They'd more likely split themselves laughing.

The solution to threats to global economic integration is to address the threats to global economic integration. It's not to cannibalise our own full-employment high value economies, by diverting enormous capital and labour into duplicating vast swathes of lower value jobs we don't actually have the work force for anyway, just so we can pay unaffordable prices for the resulting goods.

We probably both agree it's an absurd fantasy, and the people trying to make stuff like this happen are implementing policies that ensure that it won't, such as putting tariffs on the inputs they need to build out this domestic manufacturing capacity in the first place.

> The solution to threats to global economic integration is to address the threats to global economic integration.

So permanent world peace. That sounds much easier.

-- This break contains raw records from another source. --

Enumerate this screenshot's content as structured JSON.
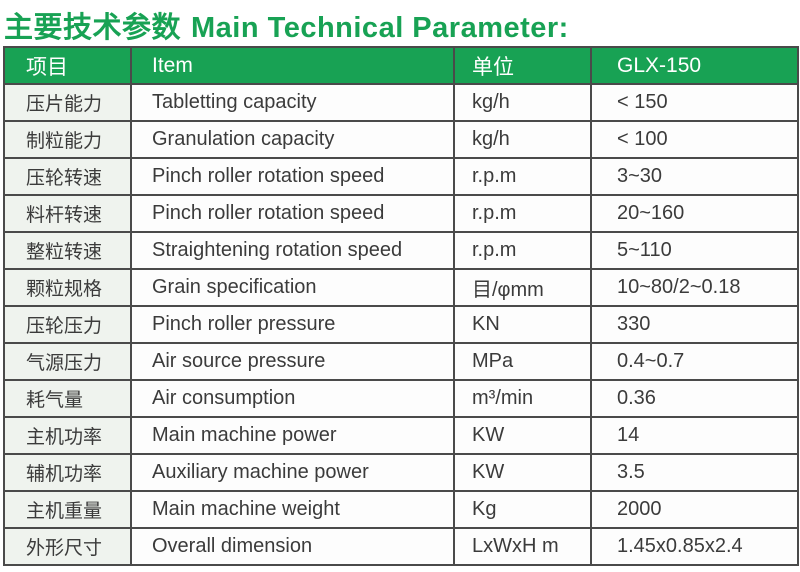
{
  "title": {
    "zh": "主要技术参数",
    "en": "Main Technical Parameter:"
  },
  "colors": {
    "accent_green": "#18a254",
    "header_text": "#ffffff",
    "body_text": "#3b3b3b",
    "first_column_bg": "#eff3ee",
    "cell_bg": "#fdfdfd",
    "border": "#4a4a4a"
  },
  "table": {
    "headers": [
      "项目",
      "Item",
      "单位",
      "GLX-150"
    ],
    "rows": [
      {
        "zh": "压片能力",
        "en": "Tabletting capacity",
        "unit": "kg/h",
        "value": "< 150"
      },
      {
        "zh": "制粒能力",
        "en": "Granulation capacity",
        "unit": "kg/h",
        "value": "< 100"
      },
      {
        "zh": "压轮转速",
        "en": "Pinch roller rotation speed",
        "unit": "r.p.m",
        "value": "3~30"
      },
      {
        "zh": "料杆转速",
        "en": "Pinch roller rotation speed",
        "unit": "r.p.m",
        "value": "20~160"
      },
      {
        "zh": "整粒转速",
        "en": "Straightening rotation speed",
        "unit": "r.p.m",
        "value": "5~110"
      },
      {
        "zh": "颗粒规格",
        "en": "Grain specification",
        "unit": "目/φmm",
        "value": "10~80/2~0.18"
      },
      {
        "zh": "压轮压力",
        "en": "Pinch roller pressure",
        "unit": "KN",
        "value": "330"
      },
      {
        "zh": "气源压力",
        "en": "Air source pressure",
        "unit": "MPa",
        "value": "0.4~0.7"
      },
      {
        "zh": "耗气量",
        "en": "Air consumption",
        "unit": "m³/min",
        "value": "0.36"
      },
      {
        "zh": "主机功率",
        "en": "Main machine power",
        "unit": "KW",
        "value": "14"
      },
      {
        "zh": "辅机功率",
        "en": "Auxiliary machine power",
        "unit": "KW",
        "value": "3.5"
      },
      {
        "zh": "主机重量",
        "en": "Main machine weight",
        "unit": "Kg",
        "value": "2000"
      },
      {
        "zh": "外形尺寸",
        "en": "Overall dimension",
        "unit": "LxWxH m",
        "value": "1.45x0.85x2.4"
      }
    ]
  }
}
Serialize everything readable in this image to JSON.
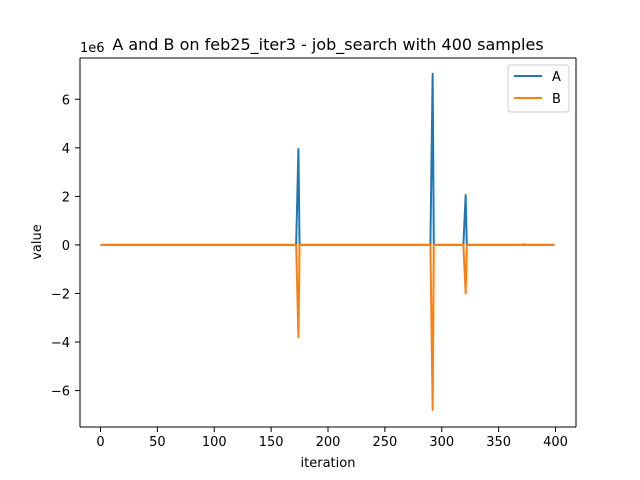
{
  "chart_data": {
    "type": "line",
    "title": "A and B on feb25_iter3 - job_search with 400 samples",
    "xlabel": "iteration",
    "ylabel": "value",
    "y_scale_label": "1e6",
    "xlim": [
      -18,
      418
    ],
    "ylim": [
      -7500000,
      7700000
    ],
    "x_ticks": [
      0,
      50,
      100,
      150,
      200,
      250,
      300,
      350,
      400
    ],
    "x_tick_labels": [
      "0",
      "50",
      "100",
      "150",
      "200",
      "250",
      "300",
      "350",
      "400"
    ],
    "y_ticks": [
      -6000000,
      -4000000,
      -2000000,
      0,
      2000000,
      4000000,
      6000000
    ],
    "y_tick_labels": [
      "−6",
      "−4",
      "−2",
      "0",
      "2",
      "4",
      "6"
    ],
    "grid": false,
    "legend_position": "upper right",
    "series": [
      {
        "name": "A",
        "color": "#1f77b4",
        "points": [
          [
            0,
            0
          ],
          [
            172,
            0
          ],
          [
            174,
            3950000
          ],
          [
            175,
            0
          ],
          [
            290,
            0
          ],
          [
            292,
            7050000
          ],
          [
            293,
            0
          ],
          [
            319,
            0
          ],
          [
            321,
            2050000
          ],
          [
            322,
            0
          ],
          [
            371,
            0
          ],
          [
            372,
            30000
          ],
          [
            373,
            0
          ],
          [
            399,
            0
          ]
        ]
      },
      {
        "name": "B",
        "color": "#ff7f0e",
        "points": [
          [
            0,
            0
          ],
          [
            172,
            0
          ],
          [
            174,
            -3800000
          ],
          [
            175,
            0
          ],
          [
            290,
            0
          ],
          [
            292,
            -6800000
          ],
          [
            293,
            0
          ],
          [
            319,
            0
          ],
          [
            321,
            -2000000
          ],
          [
            322,
            0
          ],
          [
            399,
            0
          ]
        ]
      }
    ]
  }
}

Amd it isn't only geopolitical threats we have to worry about. The world's hard disk supply disappeared with a tsunami in Thailand. Taiwan is vulnerable to those and earthquakes. Efficiency and robustness are at odds and we are leaning too far towards efficiency. Even if China hadn't been so large it could absorb the costs of capturing the world's entire manufacturing base with subsidies, centralizing that much has risks completely apart from politics.

Thailand was flooding, not tsunamis.

It’s one thing when toys, pots, furniture etc. is made somewhere else. It’s a completely different thing when your high tech is manufactured there.